Cooking is a budget-friendly lesson to share with kids. If your grandchildren think that all pizza comes delivered in a box, why not teach them the art of making pizza dough from scratch, rolling it out, adding toppings and baking it on a pizza stone? Or make a cake from scratch together, as a surprise for their parents. Grandchildren will always remember that you taught them how to make homemade pizza, and they'll carry these smart skills with them into their future, becoming self-sufficient later on.

"My grandkids saw my hand-carved boats in my workshop," says Gary Ivers, a grandfather of three. "So I decided to teach them how to safely sand boats that I whittled -- they're too young for woodworking tools -- and then I let them paint them. They were so proud to make their own toys."

As a general rule, always respect the parents' authority over what you plan to teach their children. They might not want their vegetarian children to learn how to boil a lobster with you. And they might not want you to introduce them to an expensive hobby they would then have to pay for, like buying a sewing machine. Simply inform the parents of your wish to teach the children a new skill, and respect any instruction you get.

Don't forget the value of fostering creativity. Melissa Bernstein, columnist at Grandparents.com and CEO of the educational toy company Melissa & Doug LLC, says, "The world is moving at a much faster pace than any of us could have ever imagined. Even the most technologically savvy among us are running at an ever-faster pace just to keep up. Parents feel incredible pressure to get their kids 'ahead' and proficient in as many areas as possible at as early an age as possible. This almost manic desire has led to the phenomenon of extreme over-scheduling. Children move quickly from one activity to another, with little time to decompress, put their young minds at ease and just be kids."

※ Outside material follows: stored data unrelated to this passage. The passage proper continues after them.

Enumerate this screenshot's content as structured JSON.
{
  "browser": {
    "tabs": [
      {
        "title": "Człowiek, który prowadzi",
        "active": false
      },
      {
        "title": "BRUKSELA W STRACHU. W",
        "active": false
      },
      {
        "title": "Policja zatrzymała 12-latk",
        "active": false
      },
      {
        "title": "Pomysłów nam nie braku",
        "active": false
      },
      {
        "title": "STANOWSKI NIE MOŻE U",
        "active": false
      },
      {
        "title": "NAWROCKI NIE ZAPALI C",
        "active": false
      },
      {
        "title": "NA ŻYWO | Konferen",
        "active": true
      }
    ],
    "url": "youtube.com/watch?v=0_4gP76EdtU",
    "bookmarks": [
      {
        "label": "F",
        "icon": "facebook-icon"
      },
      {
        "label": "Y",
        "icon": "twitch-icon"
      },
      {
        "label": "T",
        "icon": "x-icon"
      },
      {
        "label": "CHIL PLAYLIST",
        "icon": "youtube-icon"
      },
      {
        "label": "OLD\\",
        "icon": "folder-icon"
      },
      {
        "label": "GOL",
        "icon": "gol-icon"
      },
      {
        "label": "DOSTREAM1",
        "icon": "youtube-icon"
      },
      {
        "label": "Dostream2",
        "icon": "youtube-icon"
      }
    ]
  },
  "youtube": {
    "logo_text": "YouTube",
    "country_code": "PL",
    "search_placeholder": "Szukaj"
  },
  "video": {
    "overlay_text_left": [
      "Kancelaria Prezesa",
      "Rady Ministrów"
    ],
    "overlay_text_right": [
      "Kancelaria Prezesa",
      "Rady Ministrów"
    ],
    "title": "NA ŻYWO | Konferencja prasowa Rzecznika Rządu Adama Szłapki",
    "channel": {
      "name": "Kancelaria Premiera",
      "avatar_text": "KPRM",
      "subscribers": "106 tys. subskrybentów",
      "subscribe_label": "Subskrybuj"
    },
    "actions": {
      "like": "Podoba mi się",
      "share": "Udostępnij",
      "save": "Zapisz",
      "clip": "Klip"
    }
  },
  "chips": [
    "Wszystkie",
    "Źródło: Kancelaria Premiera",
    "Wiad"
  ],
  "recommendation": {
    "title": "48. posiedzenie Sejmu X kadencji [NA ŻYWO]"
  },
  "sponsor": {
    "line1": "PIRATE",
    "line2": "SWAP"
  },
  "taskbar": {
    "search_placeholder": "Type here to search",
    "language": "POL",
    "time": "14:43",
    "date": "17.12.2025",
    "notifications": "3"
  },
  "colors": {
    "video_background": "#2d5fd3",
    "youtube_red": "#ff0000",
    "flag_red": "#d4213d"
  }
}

Bernstein says that parents and grandparents should foster creativity in unscheduled downtime. "With their young and fertile imaginations, children will inevitably devise some brilliant game or activity and become entirely engrossed in their own imaginative world. And adults will feel confident knowing that through such exercises, they are preparing children to develop necessary life skills." How can you share in this important "lost art"? Encourage your grandchildren to make up the rules to their own game or improvise a skit or puppet show with you, just as you used to do when you were a child. They'll never forget your reminder that the game they make up may be far more rewarding than a video game.